The coal whippers all present the same aspect—they are all black. In summer, when the men strip more to their work, perspiration causes the coal-dust to adhere to the skin, and blackness is more than ever the rule. All about the ship partakes of the grimness of the prevailing hue. The sails are black; the gilding on the figure-head of the vessel becomes blackened, and the very visitor feels his complexion soon grow sable. The dress of the whippers is of every description; some have fustian jackets, some have sailors’ jackets, some loose great coats, some Guernsey frocks. Many of them work in strong shirts, which once were white with a blue stripe: loose cotton neckerchiefs are generally worn by the whippers. All have black hair and black whiskers—no matter what the original hue; to the more stubbly beards and moustachios the coal-dust adheres freely between the bristles, and may even be seen, now and then, to glitter in the light amidst the hair. The barber, one of these men told me, charged nothing extra for shaving him, although the coal-dust must be a formidable thing to the best-tempered razor. In approaching a coal-ship in the river, the side has to be gained over barges lying alongside—the coal crackling under the visitor’s feet. He must cross them to reach a ladder of very primitive construction, up which the deck is to be reached. It is a jest among the Yorkshire seamen that every thing is black in a collier, especially the soup. When the men are at work in whipping or filling, the only spot of white discernible on their hands is a portion of the nails.

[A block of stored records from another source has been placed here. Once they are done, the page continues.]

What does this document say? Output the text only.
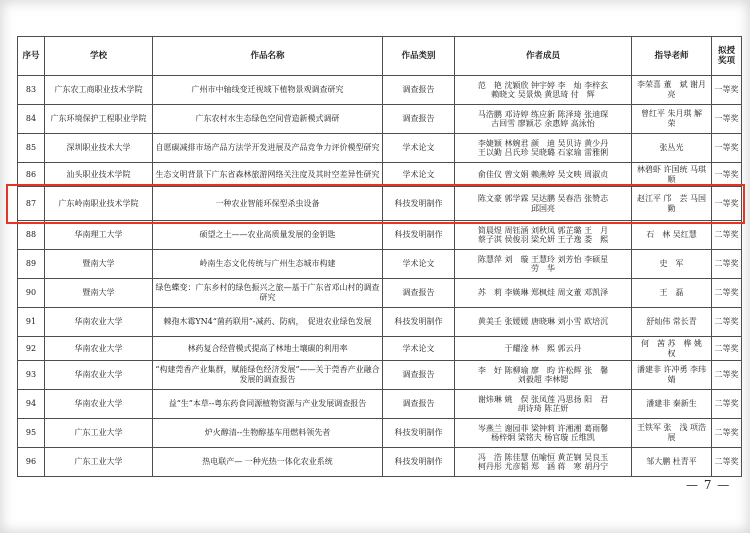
序号	学校	作品名称	作品类别	作者成员	指导老师	拟授奖项
83	广东农工商职业技术学院	广州市中轴线变迁视域下植物景观调查研究	调查报告	范　艳 沈颖欣 钟宇婷 李　灿 李梓玄
赖晓文 吴景焕 黄思琦 付　辉	李荣喜 董　斌 谢月亮	一等奖
84	广东环境保护工程职业学院	广东农村水生态绿色空间营造新模式调研	调查报告	马浩鹏 邓诗婷 练应新 陈泽琦 张迪琛
古回雪 廖颖芯 余惠婷 高泳怡	曾红平 朱月琪 解　荣	一等奖
85	深圳职业技术大学	自愿碳减排市场产品方法学开发进展及产品竞争力评价模型研究	学术论文	李婕颖 林婉君 颜　迪 吴贝诗 黄少丹
王以勤 吕氏珍 吴晓璐 石家瑜 雷雅俐	张丛光	一等奖
86	汕头职业技术学院	生态文明背景下广东省森林旅游网络关注度及其时空差异性研究	学术论文	俞佳仪 曾文娟 赖燕婷 吴文映 周淑贞	林碧虾 许国统 马琪顺	一等奖
87	广东岭南职业技术学院	一种农业智能环保型杀虫设备	科技发明制作	陈文豪 郭学霖 吴达鹏 吴春浩 张赞志
邱国亮	赵江平 邝　芸 马国勤	一等奖
88	华南理工大学	硕望之土——农业高质量发展的金钥匙	科技发明制作	简晨煜 周钰涵 刘秋凤 郭芷璐 王　月
蔡子淇 侯俊羽 梁允妍 王子逸 娄　熙	石　林 吴红慧	二等奖
89	暨南大学	岭南生态文化传统与广州生态城市构建	学术论文	陈慧萍 刘　璇 王慧玲 刘芳怡 李硕星
劳　华	史　军	二等奖
90	暨南大学	绿色蝶变：广东乡村的绿色振兴之旅—基于广东省邓山村的调查研究	调查报告	苏　莉 李媖琳 郑枫烓 周文董 邓凯泽	王　磊	二等奖
91	华南农业大学	棘孢木霉YN4“菌药联用”-减药、防病，　促进农业绿色发展	科技发明制作	黄美壬 张媛媛 唐晓琳 刘小雪 欧培沉	舒灿伟 常长青	二等奖
92	华南农业大学	林药复合经营模式提高了林地土壤碳的利用率	学术论文	于耀淦 林　熙 郭云丹	何　茜 苏　桦 姚　权	二等奖
93	华南农业大学	“构建莞香产业集群，赋能绿色经济发展”——关于莞香产业融合发展的调查报告	调查报告	李　好 陈柳瑜 廖　昀 许松辉 张　馨
刘毅超 李林锶	潘建非 许冲勇 李玮婧	二等奖
94	华南农业大学	益“生”本草--粤东药食同源植物资源与产业发展调查报告	调查报告	谢炜琳 姚　俣 张凤莲 冯思扬 阳　君
胡诗琦 陈芷妍	潘建非 秦新生	二等奖
95	广东工业大学	炉火醇清--生物醇基车用燃料领先者	科技发明制作	岑燕兰 谢园菲 梁钟莉 许湘湘 葛雨馨
杨梓炯 梁铭夫 杨官璇 丘维凯	王铁军 张　浅 项浩展	二等奖
96	广东工业大学	热电联产— 一种光热一体化农业系统	科技发明制作	冯　浩 陈佳慧 伍喻恒 黄芷锎 吴良玉
柯丹彤 尤彦韬 郑　涵 蒋　寒 胡丹宁	邹大鹏 杜青平	二等奖
— 7 —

There are no specific hours for the payment of these men: they are entitled to their money as soon as their work is reported to be completed. Nothing can be better than the way in which the whippers are now paid. The basket-man enters the office of the pay-clerk of the coal commission at one door, and hands over an adjoining counter an amount of money he has received from the captain. The pay-clerk ascertains that the amount is correct. He then divides the sum into nine portions, and, touching a spring to open a door, he cries out for “Gang such a number.” The nine men, who, with many others, are in attendance in rooms provided for them adjacent to the pay-office, appear immediately, and are paid off. I was present when nine whippers were paid for the discharge of 363½ tons. The following was the work done and the remuneration received:—
| Day. | Tons. | ||
| Dec. | 14th | 1st | 35 |
| „ | 15th | 2nd | 56 |
| Sunday intervenes. | |||
| „ | 17th | 3rd | 84 |
| „ | 18th | 4th | 98 |
| „ | 19th | 5th | 90½ |
| 363½ | |||
These 363½ tons, at 8d. per ton, realized to each man, for five days’ work, 1l. 6s. 4¼d.; 10s. of which had been paid to each as subsistence money during the progress of the work. In addition to the work so paid to each, there was deducted a farthing in every shilling as office fees, to defray the expenses of the office. From this farthing reduction, moreover, the basket-man is paid 1½d. in the pound, as commission for bringing the money from the captain. Out of the sum to be divided on the occasion I specify there was an indivisible fraction of 1¼d. This, as it cannot be shared among nine men, goes to what is called “The Fraction Fund,” which is established for the relief of persons suffering from accidents on board coal-ships. These indivisible fractions realize between 30l. and 40l. yearly.